Tesla V100 GPU thermal causing shutdown even it’s doing nothing… (BTW, We have 2 Tesla V100 and tested both)
When we power on our workstation (server), Tesla V100 instantly increases to above 90 C (Without any reason)!
And we also tried 1 power cable with a splitter and 2 separate power cables for Tesla V100 (Same problem).
But when we try GeForce RTX 2070, there is no such kind of problem.
We want to solve these problems immediately. We are using this workstation for Deep Learning.
So can you suggest a way to solve this problem?
Our workstation specs:
Mainboard: ASUS C621E SAGE
Power supply: Seasonic PRIME 1300 Platinum - SSR-1300PD Full Platinum
CPU: 2x Intel Xeon Scalable Gold 6230 Processor
FAN: 2x NOCTUA NH-U12S DX-3647
RAM: 8x Samsung DDR4 32GB PC4-21300
SSD: Samsung 970 EVO Plus series 2TB M.2
Case: 3RSYS T1000
OS: Ubuntu 18.04
Driver Version: 455.45.01
Others: 24pin + 8 pin power cables, USB mouse, keyboard, monitor
The Tesla doesn’t have active cooling, it depends on the chassis to provide fans for the necessary airflow. If you’re using it in a workstation chassis, you’ll have to get some add-on fans for it.
Yeah, but what I don’t understand is why GPU gets hotter even doing nothing…?
At least, it should be a normal/room temperature???
There are no processes for GPU (even no GUI).
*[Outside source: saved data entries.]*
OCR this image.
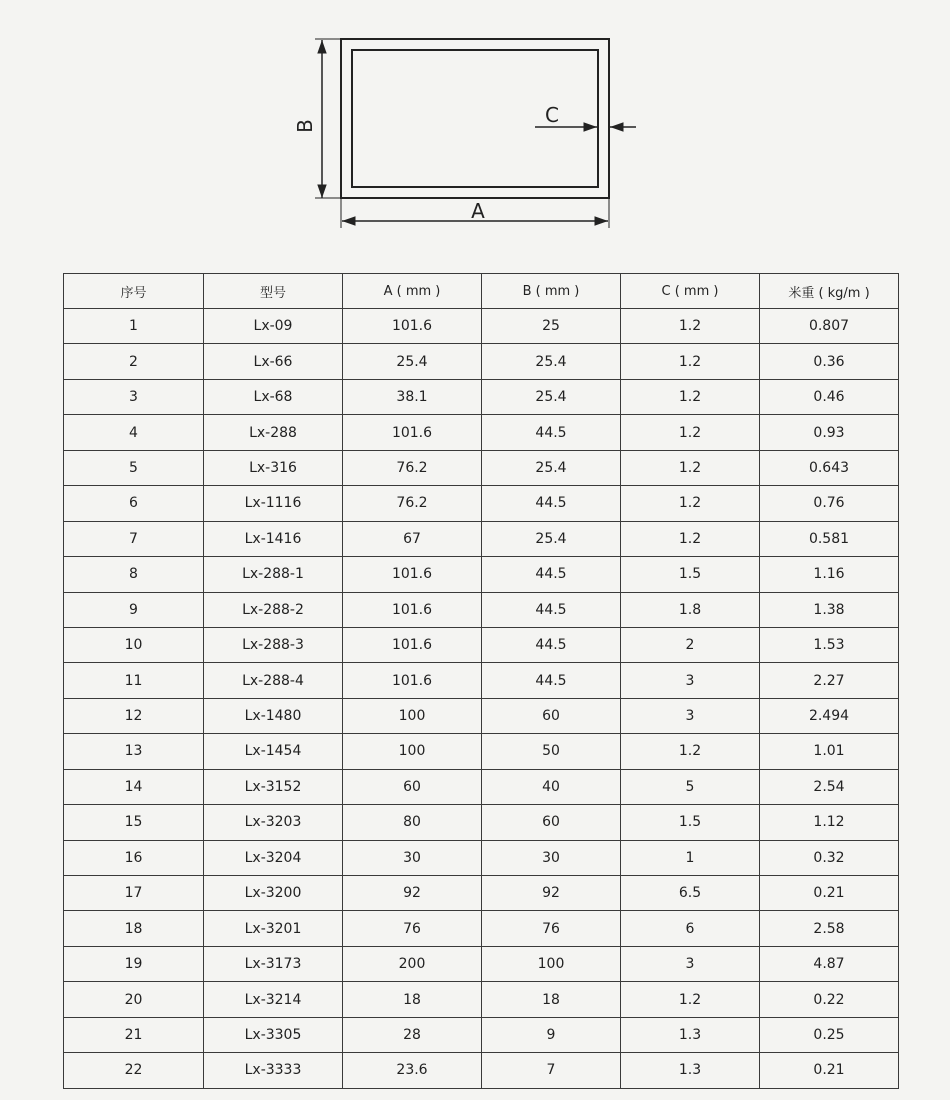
B
A
C
序号	型号	A ( mm )	B ( mm )	C ( mm )	米重 ( kg/m )
1	Lx-09	101.6	25	1.2	0.807
2	Lx-66	25.4	25.4	1.2	0.36
3	Lx-68	38.1	25.4	1.2	0.46
4	Lx-288	101.6	44.5	1.2	0.93
5	Lx-316	76.2	25.4	1.2	0.643
6	Lx-1116	76.2	44.5	1.2	0.76
7	Lx-1416	67	25.4	1.2	0.581
8	Lx-288-1	101.6	44.5	1.5	1.16
9	Lx-288-2	101.6	44.5	1.8	1.38
10	Lx-288-3	101.6	44.5	2	1.53
11	Lx-288-4	101.6	44.5	3	2.27
12	Lx-1480	100	60	3	2.494
13	Lx-1454	100	50	1.2	1.01
14	Lx-3152	60	40	5	2.54
15	Lx-3203	80	60	1.5	1.12
16	Lx-3204	30	30	1	0.32
17	Lx-3200	92	92	6.5	0.21
18	Lx-3201	76	76	6	2.58
19	Lx-3173	200	100	3	4.87
20	Lx-3214	18	18	1.2	0.22
21	Lx-3305	28	9	1.3	0.25
22	Lx-3333	23.6	7	1.3	0.21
There’s definitely somthing wrong, the gpus are running at P0 constantly. Please run nvidia-bug-report.sh as root and attach the resulting nvidia-bug-report.log.gz file to your post.
Not really anything visible but I have a suspicion:
You previously had a 2080 with monitor connected and the system configured to run an Xserver on it. The nvidia config is still there, so if you didn’t disable the Xserver/Desktop from starting, it will
start on the Tesla
find no monitor
stop
in a loop in fast succession, hammering the Tesla. Please check if that is the case, e.g. by reconfiguring X to use the onboard ASPEED graphics.
Furthermore, it doesn’t seem you’re using the persistence daemon (nvidia-persistenced) but the depreciated persistence mode. Shouldn’t make a difference but better stay on recommended setup.